After many years in the classroom, in conjunction with many years of mentoring other teachers, David Irving, associate professor of Film in the Kanbar Institute of Film and Television at New York University’s Tisch School of the Arts, offers some practical advice in a succinct and highly accessible volume of techniques and strategies for beginning educators in the new book Elements of College Teaching (Atwood Press, 2011).
Most educators come to teaching with vast subject matter expertise, but limited classroom experience. This text is for them. It offers pragmatic guidelines and suggestions in easily managed bits.

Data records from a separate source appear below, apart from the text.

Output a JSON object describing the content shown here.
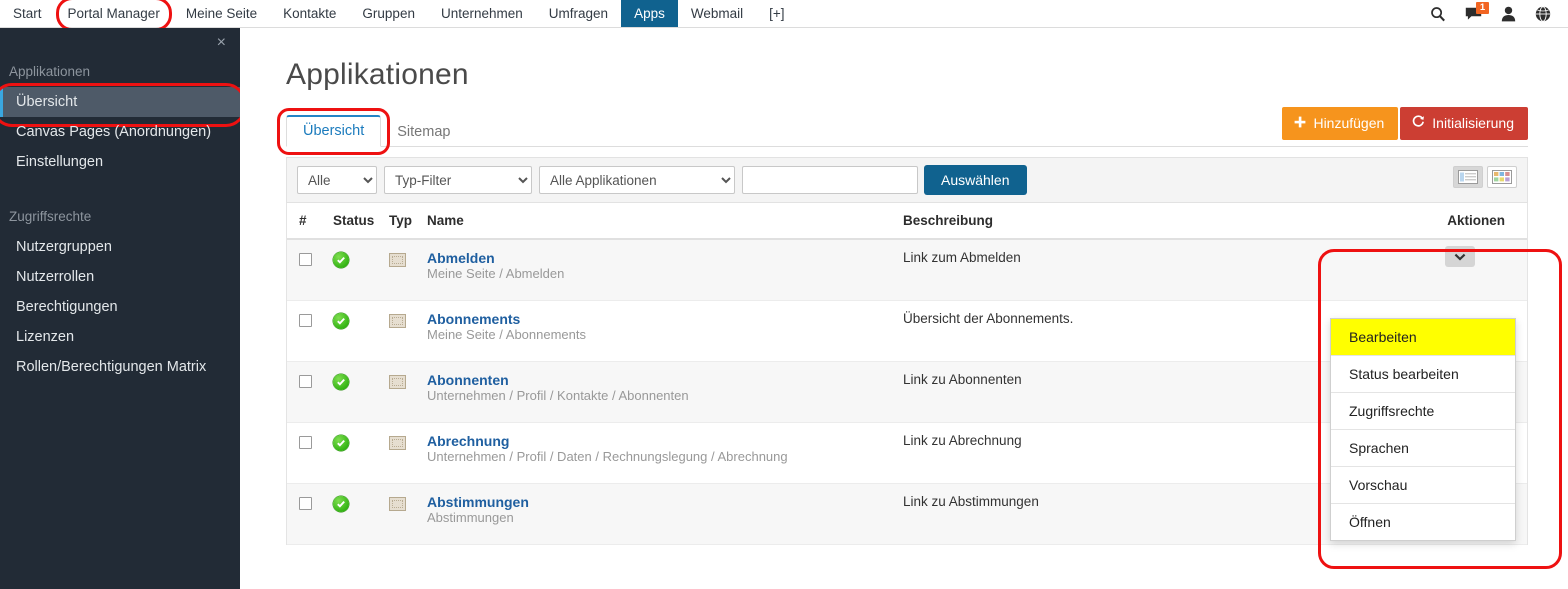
{
  "topnav": {
    "items": [
      {
        "label": "Start",
        "state": "normal"
      },
      {
        "label": "Portal Manager",
        "state": "ringed"
      },
      {
        "label": "Meine Seite",
        "state": "normal"
      },
      {
        "label": "Kontakte",
        "state": "normal"
      },
      {
        "label": "Gruppen",
        "state": "normal"
      },
      {
        "label": "Unternehmen",
        "state": "normal"
      },
      {
        "label": "Umfragen",
        "state": "normal"
      },
      {
        "label": "Apps",
        "state": "active"
      },
      {
        "label": "Webmail",
        "state": "normal"
      },
      {
        "label": "[+]",
        "state": "normal"
      }
    ],
    "icons": [
      {
        "name": "search-icon",
        "glyph": "⌕"
      },
      {
        "name": "chat-icon",
        "glyph": "",
        "badge": "1"
      },
      {
        "name": "user-icon",
        "glyph": ""
      },
      {
        "name": "globe-icon",
        "glyph": ""
      }
    ],
    "active_color": "#10628f",
    "badge_color": "#f26522"
  },
  "sidebar": {
    "close_label": "×",
    "groups": [
      {
        "title": "Applikationen",
        "items": [
          {
            "label": "Übersicht",
            "selected": true,
            "ringed": true
          },
          {
            "label": "Canvas Pages (Anordnungen)",
            "selected": false,
            "ringed": false
          },
          {
            "label": "Einstellungen",
            "selected": false,
            "ringed": false
          }
        ]
      },
      {
        "title": "Zugriffsrechte",
        "items": [
          {
            "label": "Nutzergruppen",
            "selected": false,
            "ringed": false
          },
          {
            "label": "Nutzerrollen",
            "selected": false,
            "ringed": false
          },
          {
            "label": "Berechtigungen",
            "selected": false,
            "ringed": false
          },
          {
            "label": "Lizenzen",
            "selected": false,
            "ringed": false
          },
          {
            "label": "Rollen/Berechtigungen Matrix",
            "selected": false,
            "ringed": false
          }
        ]
      }
    ],
    "bg_color": "#222b36",
    "selected_color": "#4e5a68"
  },
  "main": {
    "page_title": "Applikationen",
    "tabs": [
      {
        "label": "Übersicht",
        "active": true,
        "ringed": true
      },
      {
        "label": "Sitemap",
        "active": false,
        "ringed": false
      }
    ],
    "buttons": {
      "add_label": "Hinzufügen",
      "add_icon": "plus-icon",
      "add_color": "#f6941d",
      "init_label": "Initialisierung",
      "init_icon": "refresh-icon",
      "init_color": "#cc3e33"
    },
    "filterbar": {
      "select_all": "Alle",
      "select_type": "Typ-Filter",
      "select_apps": "Alle Applikationen",
      "search_value": "",
      "search_placeholder": "",
      "submit_label": "Auswählen",
      "view_list": "list-view",
      "view_grid": "grid-view"
    },
    "table": {
      "headers": {
        "num": "#",
        "status": "Status",
        "typ": "Typ",
        "name": "Name",
        "desc": "Beschreibung",
        "actions": "Aktionen"
      },
      "rows": [
        {
          "name": "Abmelden",
          "path": "Meine Seite / Abmelden",
          "desc": "Link zum Abmelden",
          "status": "active",
          "typ": "page-icon"
        },
        {
          "name": "Abonnements",
          "path": "Meine Seite / Abonnements",
          "desc": "Übersicht der Abonnements.",
          "status": "active",
          "typ": "page-icon"
        },
        {
          "name": "Abonnenten",
          "path": "Unternehmen / Profil / Kontakte / Abonnenten",
          "desc": "Link zu Abonnenten",
          "status": "active",
          "typ": "page-icon"
        },
        {
          "name": "Abrechnung",
          "path": "Unternehmen / Profil / Daten / Rechnungslegung / Abrechnung",
          "desc": "Link zu Abrechnung",
          "status": "active",
          "typ": "page-icon"
        },
        {
          "name": "Abstimmungen",
          "path": "Abstimmungen",
          "desc": "Link zu Abstimmungen",
          "status": "active",
          "typ": "page-icon"
        }
      ]
    },
    "dropdown": {
      "items": [
        {
          "label": "Bearbeiten",
          "highlighted": true
        },
        {
          "label": "Status bearbeiten",
          "highlighted": false
        },
        {
          "label": "Zugriffsrechte",
          "highlighted": false
        },
        {
          "label": "Sprachen",
          "highlighted": false
        },
        {
          "label": "Vorschau",
          "highlighted": false
        },
        {
          "label": "Öffnen",
          "highlighted": false
        }
      ],
      "highlight_color": "#ffff00"
    },
    "annotation_color": "#ee1111"
  }
}
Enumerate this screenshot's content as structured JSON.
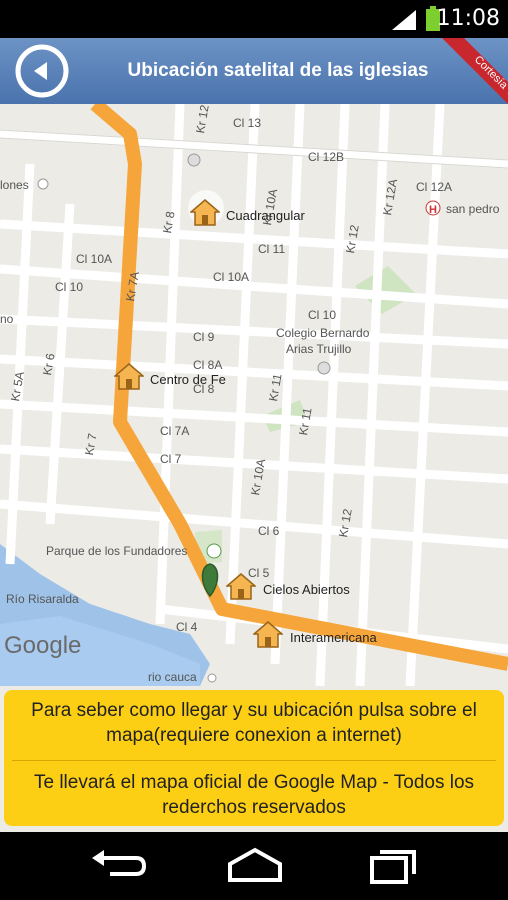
{
  "status_bar": {
    "time": "11:08"
  },
  "header": {
    "title": "Ubicación satelital de las iglesias"
  },
  "ribbon": {
    "text": "Cortesía VIP EDUCACIONES"
  },
  "map": {
    "streets": [
      "Cl 13",
      "Cl 12B",
      "Cl 12A",
      "Cl 11",
      "Cl 10A",
      "Cl 10A",
      "Cl 10",
      "Cl 10",
      "Cl 9",
      "Cl 8A",
      "Cl 8",
      "Cl 7A",
      "Cl 7",
      "Cl 6",
      "Cl 5",
      "Cl 4",
      "Kr 12",
      "Kr 10A",
      "Kr 12A",
      "Kr 12",
      "Kr 11",
      "Kr 11",
      "Kr 10A",
      "Kr 12",
      "Kr 8",
      "Kr 7A",
      "Kr 7",
      "Kr 6",
      "Kr 5A",
      "lones",
      "no",
      "Parque de los Fundadores",
      "Río Risaralda",
      "rio cauca",
      "Colegio Bernardo",
      "Arias Trujillo",
      "san pedro"
    ],
    "churches": [
      "Cuadrangular",
      "Centro de Fe",
      "Cielos Abiertos",
      "Interamericana"
    ],
    "watermark": "Google"
  },
  "info": {
    "line1": "Para seber como llegar y su ubicación pulsa sobre el mapa(requiere conexion a internet)",
    "line2": "Te llevará el mapa oficial de Google Map - Todos los rederchos reservados"
  }
}
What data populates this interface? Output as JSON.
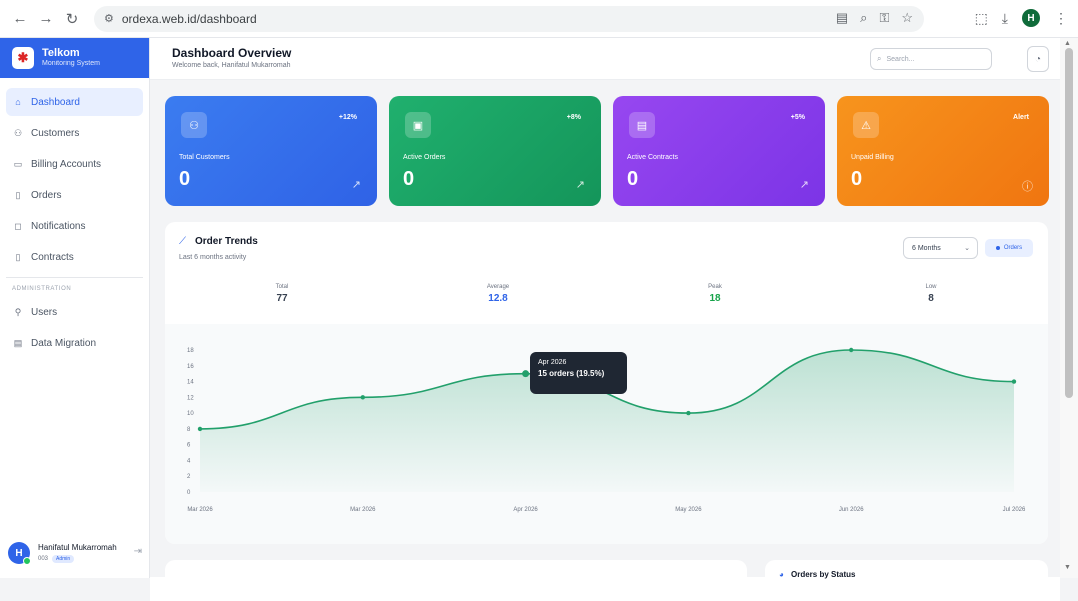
{
  "browser": {
    "url": "ordexa.web.id/dashboard",
    "profile_initial": "H"
  },
  "brand": {
    "name": "Telkom",
    "subtitle": "Monitoring System"
  },
  "sidebar": {
    "items": [
      {
        "label": "Dashboard",
        "icon": "home-icon",
        "active": true
      },
      {
        "label": "Customers",
        "icon": "users-icon",
        "active": false
      },
      {
        "label": "Billing Accounts",
        "icon": "credit-card-icon",
        "active": false
      },
      {
        "label": "Orders",
        "icon": "file-icon",
        "active": false
      },
      {
        "label": "Notifications",
        "icon": "bell-icon",
        "active": false
      },
      {
        "label": "Contracts",
        "icon": "document-icon",
        "active": false
      }
    ],
    "admin_section": "ADMINISTRATION",
    "admin_items": [
      {
        "label": "Users",
        "icon": "user-icon"
      },
      {
        "label": "Data Migration",
        "icon": "database-icon"
      }
    ],
    "user": {
      "initial": "H",
      "name": "Hanifatul Mukarromah",
      "id": "003",
      "role": "Admin"
    }
  },
  "header": {
    "title": "Dashboard Overview",
    "subtitle": "Welcome back, Hanifatul Mukarromah",
    "search_placeholder": "Search..."
  },
  "cards": [
    {
      "label": "Total Customers",
      "value": "0",
      "badge": "+12%",
      "icon": "users-icon",
      "color": "#2f62e6"
    },
    {
      "label": "Active Orders",
      "value": "0",
      "badge": "+8%",
      "icon": "file-icon",
      "color": "#14955a"
    },
    {
      "label": "Active Contracts",
      "value": "0",
      "badge": "+5%",
      "icon": "document-icon",
      "color": "#7c34e6"
    },
    {
      "label": "Unpaid Billing",
      "value": "0",
      "badge": "Alert",
      "icon": "alert-icon",
      "color": "#f07510"
    }
  ],
  "trends": {
    "title": "Order Trends",
    "subtitle": "Last 6 months activity",
    "range": "6 Months",
    "legend": "Orders",
    "stats": [
      {
        "label": "Total",
        "value": "77",
        "color": "#374151"
      },
      {
        "label": "Average",
        "value": "12.8",
        "color": "#2f64e8"
      },
      {
        "label": "Peak",
        "value": "18",
        "color": "#16a34a"
      },
      {
        "label": "Low",
        "value": "8",
        "color": "#374151"
      }
    ],
    "tooltip": {
      "title": "Apr 2026",
      "value": "15 orders (19.5%)"
    }
  },
  "chart_data": {
    "type": "area",
    "x": [
      "Mar 2026",
      "Mar 2026",
      "Apr 2026",
      "May 2026",
      "Jun 2026",
      "Jul 2026"
    ],
    "series": [
      {
        "name": "Orders",
        "values": [
          8,
          12,
          15,
          10,
          18,
          14
        ],
        "color": "#22a06b"
      }
    ],
    "y_ticks": [
      0,
      2,
      4,
      6,
      8,
      10,
      12,
      14,
      16,
      18
    ],
    "ylim": [
      0,
      18
    ],
    "grid": false
  },
  "bottom": {
    "right_title": "Orders by Status"
  }
}
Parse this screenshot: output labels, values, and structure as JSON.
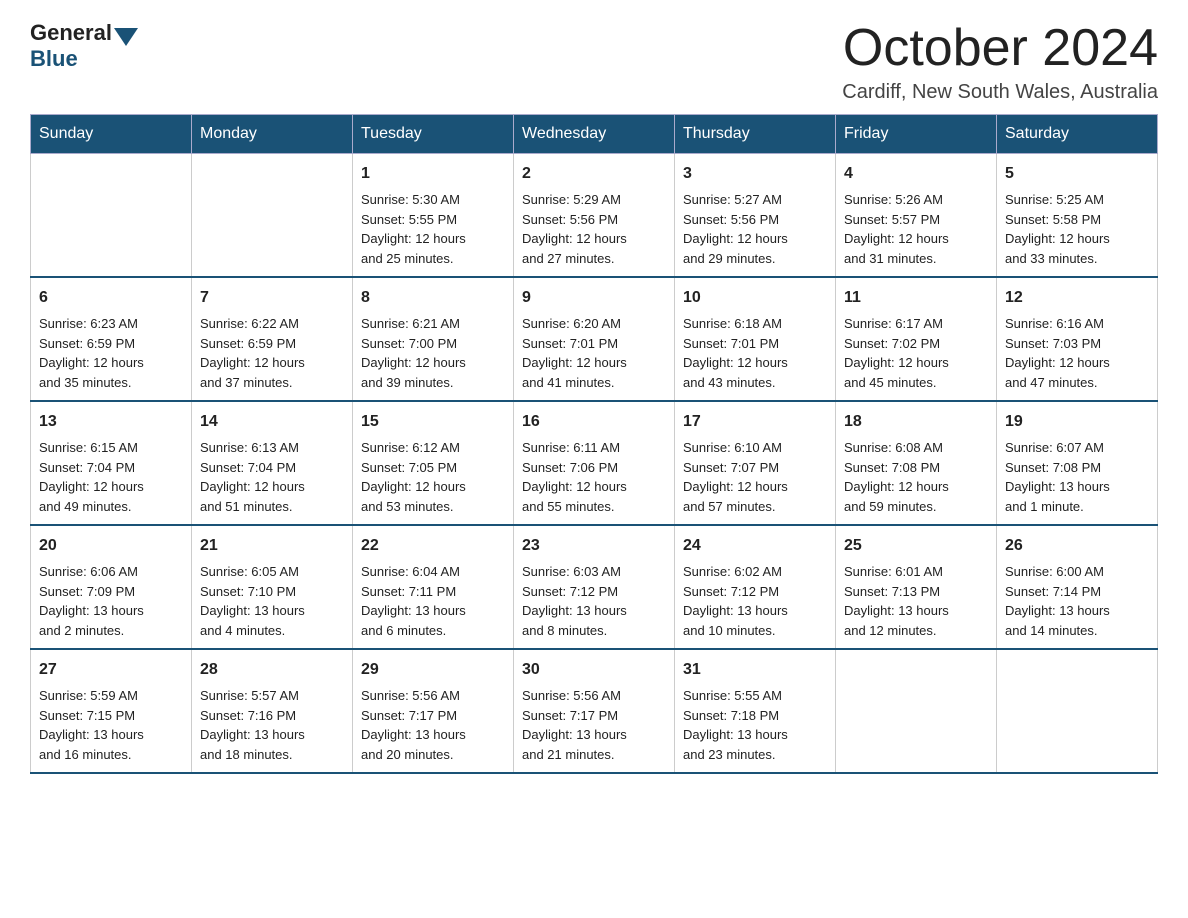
{
  "header": {
    "logo_general": "General",
    "logo_blue": "Blue",
    "month_title": "October 2024",
    "location": "Cardiff, New South Wales, Australia"
  },
  "days_of_week": [
    "Sunday",
    "Monday",
    "Tuesday",
    "Wednesday",
    "Thursday",
    "Friday",
    "Saturday"
  ],
  "weeks": [
    [
      {
        "day": "",
        "info": ""
      },
      {
        "day": "",
        "info": ""
      },
      {
        "day": "1",
        "info": "Sunrise: 5:30 AM\nSunset: 5:55 PM\nDaylight: 12 hours\nand 25 minutes."
      },
      {
        "day": "2",
        "info": "Sunrise: 5:29 AM\nSunset: 5:56 PM\nDaylight: 12 hours\nand 27 minutes."
      },
      {
        "day": "3",
        "info": "Sunrise: 5:27 AM\nSunset: 5:56 PM\nDaylight: 12 hours\nand 29 minutes."
      },
      {
        "day": "4",
        "info": "Sunrise: 5:26 AM\nSunset: 5:57 PM\nDaylight: 12 hours\nand 31 minutes."
      },
      {
        "day": "5",
        "info": "Sunrise: 5:25 AM\nSunset: 5:58 PM\nDaylight: 12 hours\nand 33 minutes."
      }
    ],
    [
      {
        "day": "6",
        "info": "Sunrise: 6:23 AM\nSunset: 6:59 PM\nDaylight: 12 hours\nand 35 minutes."
      },
      {
        "day": "7",
        "info": "Sunrise: 6:22 AM\nSunset: 6:59 PM\nDaylight: 12 hours\nand 37 minutes."
      },
      {
        "day": "8",
        "info": "Sunrise: 6:21 AM\nSunset: 7:00 PM\nDaylight: 12 hours\nand 39 minutes."
      },
      {
        "day": "9",
        "info": "Sunrise: 6:20 AM\nSunset: 7:01 PM\nDaylight: 12 hours\nand 41 minutes."
      },
      {
        "day": "10",
        "info": "Sunrise: 6:18 AM\nSunset: 7:01 PM\nDaylight: 12 hours\nand 43 minutes."
      },
      {
        "day": "11",
        "info": "Sunrise: 6:17 AM\nSunset: 7:02 PM\nDaylight: 12 hours\nand 45 minutes."
      },
      {
        "day": "12",
        "info": "Sunrise: 6:16 AM\nSunset: 7:03 PM\nDaylight: 12 hours\nand 47 minutes."
      }
    ],
    [
      {
        "day": "13",
        "info": "Sunrise: 6:15 AM\nSunset: 7:04 PM\nDaylight: 12 hours\nand 49 minutes."
      },
      {
        "day": "14",
        "info": "Sunrise: 6:13 AM\nSunset: 7:04 PM\nDaylight: 12 hours\nand 51 minutes."
      },
      {
        "day": "15",
        "info": "Sunrise: 6:12 AM\nSunset: 7:05 PM\nDaylight: 12 hours\nand 53 minutes."
      },
      {
        "day": "16",
        "info": "Sunrise: 6:11 AM\nSunset: 7:06 PM\nDaylight: 12 hours\nand 55 minutes."
      },
      {
        "day": "17",
        "info": "Sunrise: 6:10 AM\nSunset: 7:07 PM\nDaylight: 12 hours\nand 57 minutes."
      },
      {
        "day": "18",
        "info": "Sunrise: 6:08 AM\nSunset: 7:08 PM\nDaylight: 12 hours\nand 59 minutes."
      },
      {
        "day": "19",
        "info": "Sunrise: 6:07 AM\nSunset: 7:08 PM\nDaylight: 13 hours\nand 1 minute."
      }
    ],
    [
      {
        "day": "20",
        "info": "Sunrise: 6:06 AM\nSunset: 7:09 PM\nDaylight: 13 hours\nand 2 minutes."
      },
      {
        "day": "21",
        "info": "Sunrise: 6:05 AM\nSunset: 7:10 PM\nDaylight: 13 hours\nand 4 minutes."
      },
      {
        "day": "22",
        "info": "Sunrise: 6:04 AM\nSunset: 7:11 PM\nDaylight: 13 hours\nand 6 minutes."
      },
      {
        "day": "23",
        "info": "Sunrise: 6:03 AM\nSunset: 7:12 PM\nDaylight: 13 hours\nand 8 minutes."
      },
      {
        "day": "24",
        "info": "Sunrise: 6:02 AM\nSunset: 7:12 PM\nDaylight: 13 hours\nand 10 minutes."
      },
      {
        "day": "25",
        "info": "Sunrise: 6:01 AM\nSunset: 7:13 PM\nDaylight: 13 hours\nand 12 minutes."
      },
      {
        "day": "26",
        "info": "Sunrise: 6:00 AM\nSunset: 7:14 PM\nDaylight: 13 hours\nand 14 minutes."
      }
    ],
    [
      {
        "day": "27",
        "info": "Sunrise: 5:59 AM\nSunset: 7:15 PM\nDaylight: 13 hours\nand 16 minutes."
      },
      {
        "day": "28",
        "info": "Sunrise: 5:57 AM\nSunset: 7:16 PM\nDaylight: 13 hours\nand 18 minutes."
      },
      {
        "day": "29",
        "info": "Sunrise: 5:56 AM\nSunset: 7:17 PM\nDaylight: 13 hours\nand 20 minutes."
      },
      {
        "day": "30",
        "info": "Sunrise: 5:56 AM\nSunset: 7:17 PM\nDaylight: 13 hours\nand 21 minutes."
      },
      {
        "day": "31",
        "info": "Sunrise: 5:55 AM\nSunset: 7:18 PM\nDaylight: 13 hours\nand 23 minutes."
      },
      {
        "day": "",
        "info": ""
      },
      {
        "day": "",
        "info": ""
      }
    ]
  ]
}
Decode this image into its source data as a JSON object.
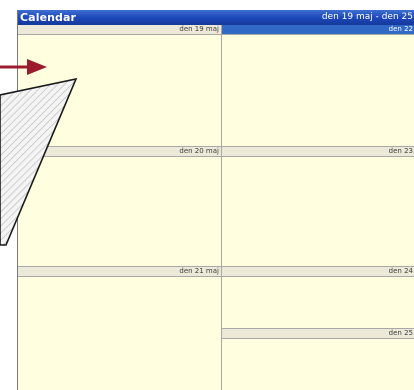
{
  "header": {
    "title": "Calendar",
    "range": "den 19 maj - den 25"
  },
  "days": [
    {
      "label": "den 19 maj",
      "selected": false
    },
    {
      "label": "den 20 maj",
      "selected": false
    },
    {
      "label": "den 21 maj",
      "selected": false
    },
    {
      "label": "den 22",
      "selected": true
    },
    {
      "label": "den 23",
      "selected": false
    },
    {
      "label": "den 24",
      "selected": false
    },
    {
      "label": "den 25",
      "selected": false
    }
  ],
  "colors": {
    "titlebar": "#1c46b8",
    "day_background": "#ffffe0",
    "day_header": "#ece9d8",
    "selected_header": "#3169c6",
    "arrow": "#9b1c2c"
  }
}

For those interested ingoing deeper, there are suggestions for further study.
Drawing upon his own experience in film and the transition he made to the classroom, Irving highlights some techniques that serve both professions. He explains that the issues that he faced in moving to the classroom are the issues that all new educators encounter. He exhorts teachers to use movement, voice, and theatrical techniques to help with the transmission of knowledge in the classroom.
Further, drawing upon his experiences as a department chair, Irving sees the important role that a chair has in fostering the growth of the new educators. He suggests that chairs can do much to assist. However, the most universally helpful part of the book is in the clear, unambiguous techniques and strategies for classroom and career success.
Irving is the winner of the Tisch School’s 2007 David Payne Carter Award for Teaching Excellence. He is also the author of the awarding winning textbook Producing and Directing the Short Film and Video (Focal Press, 4th edition 2010), and Fundamentals of Film Directing (MacFarland Press 2010).